There's an ironic twist during this drought on Thursday. Rain comes too little, too late for Rob Cousins' corn. The DeWitt farmer is busy chopping down rows to feed his cattle. It's a chore that reveals drought damage during a difficult growing season.
"There's a lot of stalks that may not have an ear on them at all," he said. "There's some stalks that might have just half an ear."
That assessment mirrors what's happening across Iowa. The latest USDA report delivers the bad news, ranking more than half of the Hawkeye state's corn crop as poor to very poor.
"Not having any moisture and just watching your crops kind of wither away," he said.
Drought is creating more work for less corn. Some Clinton County fields are harvesting about one-fifth of a typical crop. Some farms will bring in even less.
Those disappointing results are expected to continue in coming days. As Cousins makes the rounds in his field, he's bringing in nearly two-thirds less silage.
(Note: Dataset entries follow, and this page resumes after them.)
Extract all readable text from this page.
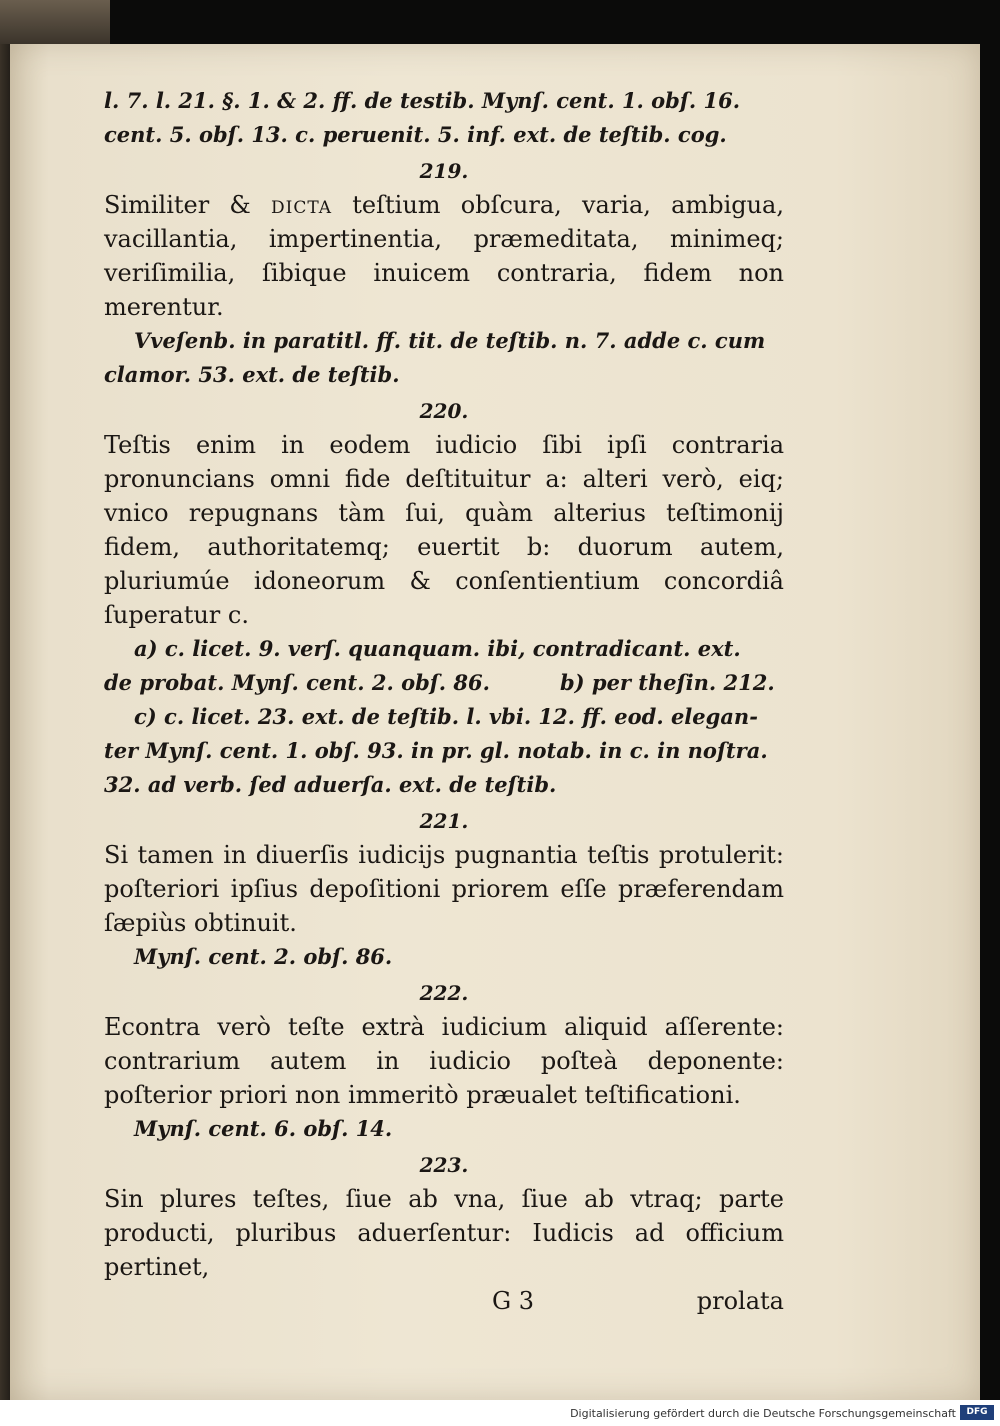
l. 7. l. 21. §. 1. & 2. ff. de testib. Mynſ. cent. 1. obſ. 16.

cent. 5. obſ. 13. c. peruenit. 5. inf. ext. de teſtib. cog.

219.

Similiter & dicta teſtium obſcura, varia, ambigua, vacillantia, impertinentia, præmeditata, minimeq; veriſimilia, ſibique inuicem contraria, fidem non merentur.

Vveſenb. in paratitl. ff. tit. de teſtib. n. 7. adde c. cum

clamor. 53. ext. de teſtib.

220.

Teſtis enim in eodem iudicio ſibi ipſi contraria pronuncians omni fide deſtituitur a: alteri verò, eiq; vnico repugnans tàm ſui, quàm alterius teſtimonij fidem, authoritatemq; euertit b: duorum autem, pluriumúe idoneorum & conſentientium concordiâ ſuperatur c.

a) c. licet. 9. verſ. quanquam. ibi, contradicant. ext.

de probat. Mynſ. cent. 2. obſ. 86.	b) per theſin. 212.

c) c. licet. 23. ext. de teſtib. l. vbi. 12. ff. eod. elegan-

ter Mynſ. cent. 1. obſ. 93. in pr. gl. notab. in c. in noſtra.

32. ad verb. ſed aduerſa. ext. de teſtib.

221.

Si tamen in diuerſis iudicijs pugnantia teſtis protulerit: poſteriori ipſius depoſitioni priorem eſſe præferendam ſæpiùs obtinuit.

Mynſ. cent. 2. obſ. 86.

222.

Econtra verò teſte extrà iudicium aliquid aſſerente: contrarium autem in iudicio poſteà deponente: poſterior priori non immeritò præualet teſtificationi.

Mynſ. cent. 6. obſ. 14.

223.

Sin plures teſtes, ſiue ab vna, ſiue ab vtraq; parte producti, pluribus aduerſentur: Iudicis ad officium pertinet,

G 3	prolata

Digitalisierung gefördert durch die Deutsche Forschungsgemeinschaft	DFG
Drought will force him to chop even more acres of a subpar crop just to keep up with his cattle feed.
"There are a few spots that have a nice ear on them," he said. "But that's very slim."
While farmers are used to dealing with all kinds of conditions, drought will really take a toll on Clinton County's harvest.
As Cousins puts it, federal crop insurance will be a lifeline for farmers by allowing them to plant a crop next spring.
"I think it's one of those deals where everybody will kind of feel better after they get stuff out and look forward to next year," he concluded.
In this soggy field, it's a reality check for Rob Cousins.